**
Afka meraih tasnya, menggendongnya ke bahu. ia melangkah keluar kelas, dengan terburu berlari ke gerbang. Afka hanya ingin pulang ke makam bundanya sekarang. ia sedang tidak mau bertemu Wira. saat melihat wajah sang ayah, entah kenapa rasa sakit itu seolah kembali.
Afka tidak melihat mobil sang ayah di parkiran, juga dua saudara tirinya yang entah dimana sekarang. Afka tidak perduli. kaki kecilnya terus berlari menyusuri beceknya jalanan menuju TPU, tidak sabar ingin bertemu dan bercerita kepada Bundanya. memang, harus kemana lagi Afka mengadu selepas ini selain kepada makam bundanya?

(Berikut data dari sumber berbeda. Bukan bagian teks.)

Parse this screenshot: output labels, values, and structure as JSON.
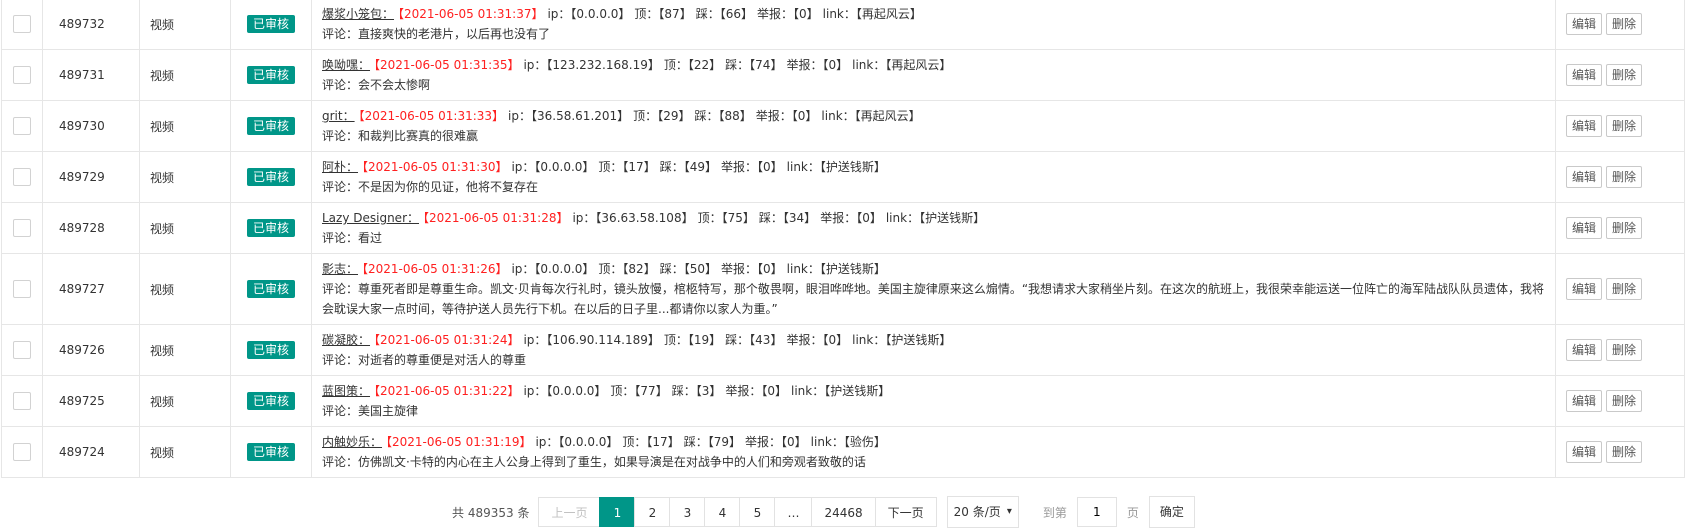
{
  "colors": {
    "accent": "#009688",
    "time": "#ff2020",
    "border": "#e6e6e6"
  },
  "labels": {
    "ip": "ip：",
    "up": "顶：",
    "down": "踩：",
    "report": "举报：",
    "link": "link：",
    "comment_prefix": "评论："
  },
  "rows": [
    {
      "id": "489732",
      "type": "视频",
      "status": "已审核",
      "user": "爆浆小笼包：",
      "time": "【2021-06-05 01:31:37】",
      "ip": "【0.0.0.0】",
      "up": "【87】",
      "down": "【66】",
      "report": "【0】",
      "link": "【再起风云】",
      "comment": "直接爽快的老港片，以后再也没有了",
      "edit": "编辑",
      "delete": "删除"
    },
    {
      "id": "489731",
      "type": "视频",
      "status": "已审核",
      "user": "唤呦嘿：",
      "time": "【2021-06-05 01:31:35】",
      "ip": "【123.232.168.19】",
      "up": "【22】",
      "down": "【74】",
      "report": "【0】",
      "link": "【再起风云】",
      "comment": "会不会太惨啊",
      "edit": "编辑",
      "delete": "删除"
    },
    {
      "id": "489730",
      "type": "视频",
      "status": "已审核",
      "user": "grit：",
      "time": "【2021-06-05 01:31:33】",
      "ip": "【36.58.61.201】",
      "up": "【29】",
      "down": "【88】",
      "report": "【0】",
      "link": "【再起风云】",
      "comment": "和裁判比赛真的很难赢",
      "edit": "编辑",
      "delete": "删除"
    },
    {
      "id": "489729",
      "type": "视频",
      "status": "已审核",
      "user": "阿朴：",
      "time": "【2021-06-05 01:31:30】",
      "ip": "【0.0.0.0】",
      "up": "【17】",
      "down": "【49】",
      "report": "【0】",
      "link": "【护送钱斯】",
      "comment": "不是因为你的见证，他将不复存在",
      "edit": "编辑",
      "delete": "删除"
    },
    {
      "id": "489728",
      "type": "视频",
      "status": "已审核",
      "user": "Lazy Designer：",
      "time": "【2021-06-05 01:31:28】",
      "ip": "【36.63.58.108】",
      "up": "【75】",
      "down": "【34】",
      "report": "【0】",
      "link": "【护送钱斯】",
      "comment": "看过",
      "edit": "编辑",
      "delete": "删除"
    },
    {
      "id": "489727",
      "type": "视频",
      "status": "已审核",
      "user": "影志：",
      "time": "【2021-06-05 01:31:26】",
      "ip": "【0.0.0.0】",
      "up": "【82】",
      "down": "【50】",
      "report": "【0】",
      "link": "【护送钱斯】",
      "comment": "尊重死者即是尊重生命。凯文·贝肯每次行礼时，镜头放慢，棺柩特写，那个敬畏啊，眼泪哗哗地。美国主旋律原来这么煽情。“我想请求大家稍坐片刻。在这次的航班上，我很荣幸能运送一位阵亡的海军陆战队队员遗体，我将会耽误大家一点时间，等待护送人员先行下机。在以后的日子里...都请你以家人为重。”",
      "edit": "编辑",
      "delete": "删除",
      "tall": true
    },
    {
      "id": "489726",
      "type": "视频",
      "status": "已审核",
      "user": "碳凝胶：",
      "time": "【2021-06-05 01:31:24】",
      "ip": "【106.90.114.189】",
      "up": "【19】",
      "down": "【43】",
      "report": "【0】",
      "link": "【护送钱斯】",
      "comment": "对逝者的尊重便是对活人的尊重",
      "edit": "编辑",
      "delete": "删除"
    },
    {
      "id": "489725",
      "type": "视频",
      "status": "已审核",
      "user": "蓝图策：",
      "time": "【2021-06-05 01:31:22】",
      "ip": "【0.0.0.0】",
      "up": "【77】",
      "down": "【3】",
      "report": "【0】",
      "link": "【护送钱斯】",
      "comment": "美国主旋律",
      "edit": "编辑",
      "delete": "删除"
    },
    {
      "id": "489724",
      "type": "视频",
      "status": "已审核",
      "user": "内触妙乐：",
      "time": "【2021-06-05 01:31:19】",
      "ip": "【0.0.0.0】",
      "up": "【17】",
      "down": "【79】",
      "report": "【0】",
      "link": "【验伤】",
      "comment": "仿佛凯文·卡特的内心在主人公身上得到了重生，如果导演是在对战争中的人们和旁观者致敬的话",
      "edit": "编辑",
      "delete": "删除"
    }
  ],
  "pagination": {
    "total": "共 489353 条",
    "prev": "上一页",
    "pages": [
      "1",
      "2",
      "3",
      "4",
      "5",
      "…",
      "24468"
    ],
    "current": "1",
    "next": "下一页",
    "page_size": "20 条/页",
    "jump_label": "到第",
    "jump_value": "1",
    "page_unit": "页",
    "go": "确定"
  }
}
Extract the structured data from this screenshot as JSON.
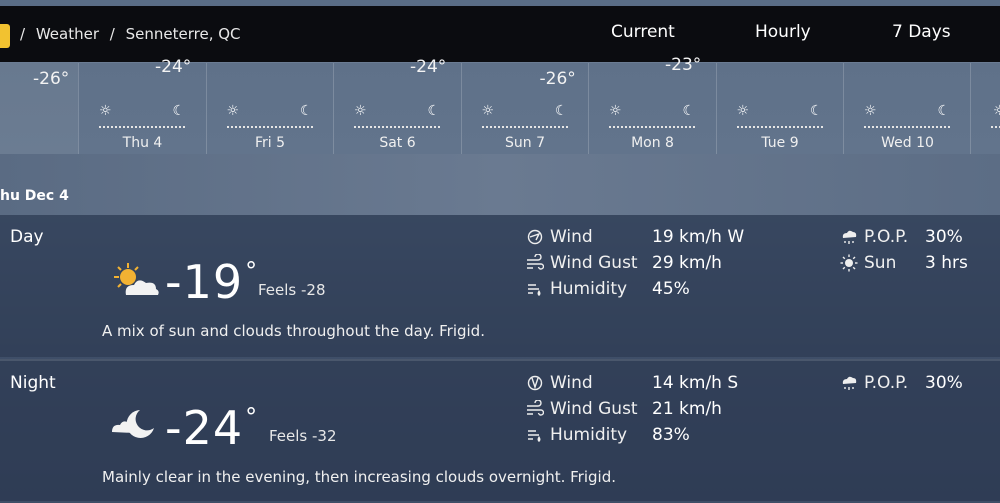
{
  "breadcrumb": {
    "separator": "/",
    "weather": "Weather",
    "location": "Senneterre, QC"
  },
  "nav": {
    "current": "Current",
    "hourly": "Hourly",
    "seven_days": "7 Days"
  },
  "strip": {
    "first_temp": "-26°",
    "days": [
      {
        "label": "Thu 4",
        "temp": "-24°",
        "temp_pos": "high"
      },
      {
        "label": "Fri 5",
        "temp": "",
        "temp_pos": "high"
      },
      {
        "label": "Sat 6",
        "temp": "-24°",
        "temp_pos": "high"
      },
      {
        "label": "Sun 7",
        "temp": "-26°",
        "temp_pos": "low"
      },
      {
        "label": "Mon 8",
        "temp": "-23°",
        "temp_pos": "top"
      },
      {
        "label": "Tue 9",
        "temp": "",
        "temp_pos": "high"
      },
      {
        "label": "Wed 10",
        "temp": "",
        "temp_pos": "high"
      }
    ]
  },
  "date_label": "hu Dec 4",
  "day": {
    "title": "Day",
    "temp": "-19",
    "degree": "°",
    "feels": "Feels -28",
    "summary": "A mix of sun and clouds throughout the day. Frigid.",
    "wind_label": "Wind",
    "wind_value": "19 km/h W",
    "gust_label": "Wind Gust",
    "gust_value": "29 km/h",
    "humidity_label": "Humidity",
    "humidity_value": "45%",
    "pop_label": "P.O.P.",
    "pop_value": "30%",
    "sun_label": "Sun",
    "sun_value": "3 hrs"
  },
  "night": {
    "title": "Night",
    "temp": "-24",
    "degree": "°",
    "feels": "Feels -32",
    "summary": "Mainly clear in the evening, then increasing clouds overnight. Frigid.",
    "wind_label": "Wind",
    "wind_value": "14 km/h S",
    "gust_label": "Wind Gust",
    "gust_value": "21 km/h",
    "humidity_label": "Humidity",
    "humidity_value": "83%",
    "pop_label": "P.O.P.",
    "pop_value": "30%"
  },
  "icons": [
    "logo-icon",
    "sun-icon",
    "moon-icon",
    "partly-cloudy-day-icon",
    "partly-cloudy-night-icon",
    "wind-icon",
    "wind-gust-icon",
    "humidity-icon",
    "pop-icon"
  ]
}
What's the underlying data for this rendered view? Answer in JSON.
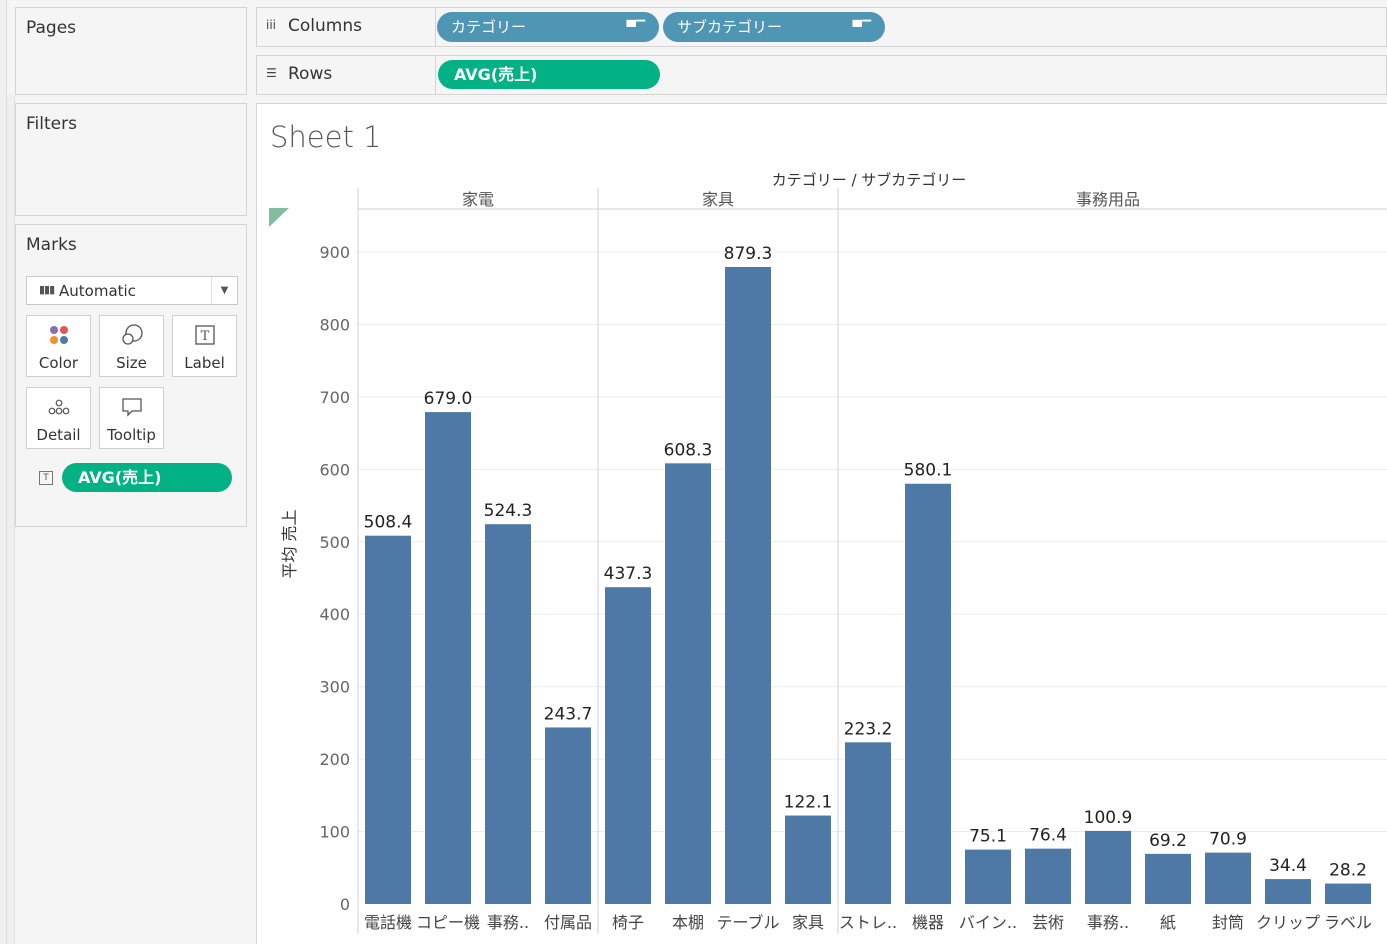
{
  "pages": {
    "title": "Pages"
  },
  "filters": {
    "title": "Filters"
  },
  "marks": {
    "title": "Marks",
    "mark_type": "Automatic",
    "buttons": [
      {
        "label": "Color",
        "icon": "color-icon"
      },
      {
        "label": "Size",
        "icon": "size-icon"
      },
      {
        "label": "Label",
        "icon": "label-icon"
      },
      {
        "label": "Detail",
        "icon": "detail-icon"
      },
      {
        "label": "Tooltip",
        "icon": "tooltip-icon"
      }
    ],
    "pill": "AVG(売上)"
  },
  "columns": {
    "label": "Columns",
    "pills": [
      "カテゴリー",
      "サブカテゴリー"
    ]
  },
  "rows": {
    "label": "Rows",
    "pills": [
      "AVG(売上)"
    ]
  },
  "sheet": {
    "title": "Sheet 1"
  },
  "colors": {
    "bar": "#4e79a7",
    "pill_green": "#02b284",
    "pill_blue": "#4f96b4"
  },
  "chart_data": {
    "type": "bar",
    "header_title": "カテゴリー / サブカテゴリー",
    "ylabel": "平均 売上",
    "ylim": [
      0,
      900
    ],
    "yticks": [
      0,
      100,
      200,
      300,
      400,
      500,
      600,
      700,
      800,
      900
    ],
    "grid": true,
    "groups": [
      {
        "name": "家電",
        "categories": [
          "電話機",
          "コピー機",
          "事務..",
          "付属品"
        ],
        "values": [
          508.4,
          679.0,
          524.3,
          243.7
        ]
      },
      {
        "name": "家具",
        "categories": [
          "椅子",
          "本棚",
          "テーブル",
          "家具"
        ],
        "values": [
          437.3,
          608.3,
          879.3,
          122.1
        ]
      },
      {
        "name": "事務用品",
        "categories": [
          "ストレ..",
          "機器",
          "バイン..",
          "芸術",
          "事務..",
          "紙",
          "封筒",
          "クリップ",
          "ラベル"
        ],
        "values": [
          223.2,
          580.1,
          75.1,
          76.4,
          100.9,
          69.2,
          70.9,
          34.4,
          28.2
        ]
      }
    ]
  }
}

Afka menormalkan langkahnya saat memasuki area pemakaman. ia mendekati makam Bundanya. berjongkok di sana dan tersenyum lebar. Afka mengelus nisan Sang Bunda lembut. membayangkan tengah mengelus surai Alena di dunia nyata. meski pahitnya, ia tak akan pernah bisa merasakan itu.
"nda, Afka kangen." suaranya mengalun lirih, Afka menempelkan keningnya dengan kayu bertuliskan nama lengkap Ibunya. Afka memejamkan matanya sejenak. terdiam menikmati sejuknya angin dari langit yang sepertinya hendak menurunkan tetesan air hujan.
"Afka pengen ketemu Bunda—
"Ngapain?"
Matanya langsung terbuka lebar-lebar di karenakan kaget. Afka memandang ke belakang, tepat ke arah Julian yang tengah memandangnya datar. pemuda itu masih menggendong tasnya juga sama seperti dirinya. Afka kembali menatap makam sang bunda, kemudian menggeleng pelan.
"liat sendiri, kan? aku lagi ketemu Bundaku." ujarnya sedikit sinis. Julian terdiam, bukan karena tersinggung atas ucapan Afka, namun, lebih karena melihat Afka dengan mata kepalanya sendiri tengah berbicara kepada 'bundanya' sedari tadi.
Julian memang sudah disini sejak Afka belum datang. ia tengah menjenguk sang adik yang sudah berpulang lebih dulu ke pangkuan-Nya. Tak di sangka-sangka, Julian justru bertemu dengan Afka disini. pertanyaannya tadi juga sebenarnya hanya basa-basi saja. Julian tahu semua tentang keluarga Afka. dari ayahnya yang memang bersahabat dengan Wira.
"gue boleh nemenin?" Julian berjongkok di samping Afka, meski belum mendapat izin.
"terserah."
Senyum di bibir Julian sontak terbit karenanya.
keduanya berdiam-diaman cukup lama. Afka yang terlalu canggung membuka pembicaraan dan Julian yang juga tidak tahu harus bicara apa. sampai, si tengah Prawira itu akhirnya memutuskan untuk bertanya.
"jenguk siapa disini?" tanya Afka penasaran. pandangannya tetap mengarah ke tanah, tangan mungilnya turut serta memainkan tanah basah pemakaman karena bosan dan merasa tidak nyaman.
"adek."
sejenak, Afka menghentikan gerakan tangannya. ia menolehkan kepala memandang Julian yang masih santai tanpa reaksi sedih apapun pada wajahnya. anak itu akhirnya memilih kembali menunduk, berganti memainkan jarinya.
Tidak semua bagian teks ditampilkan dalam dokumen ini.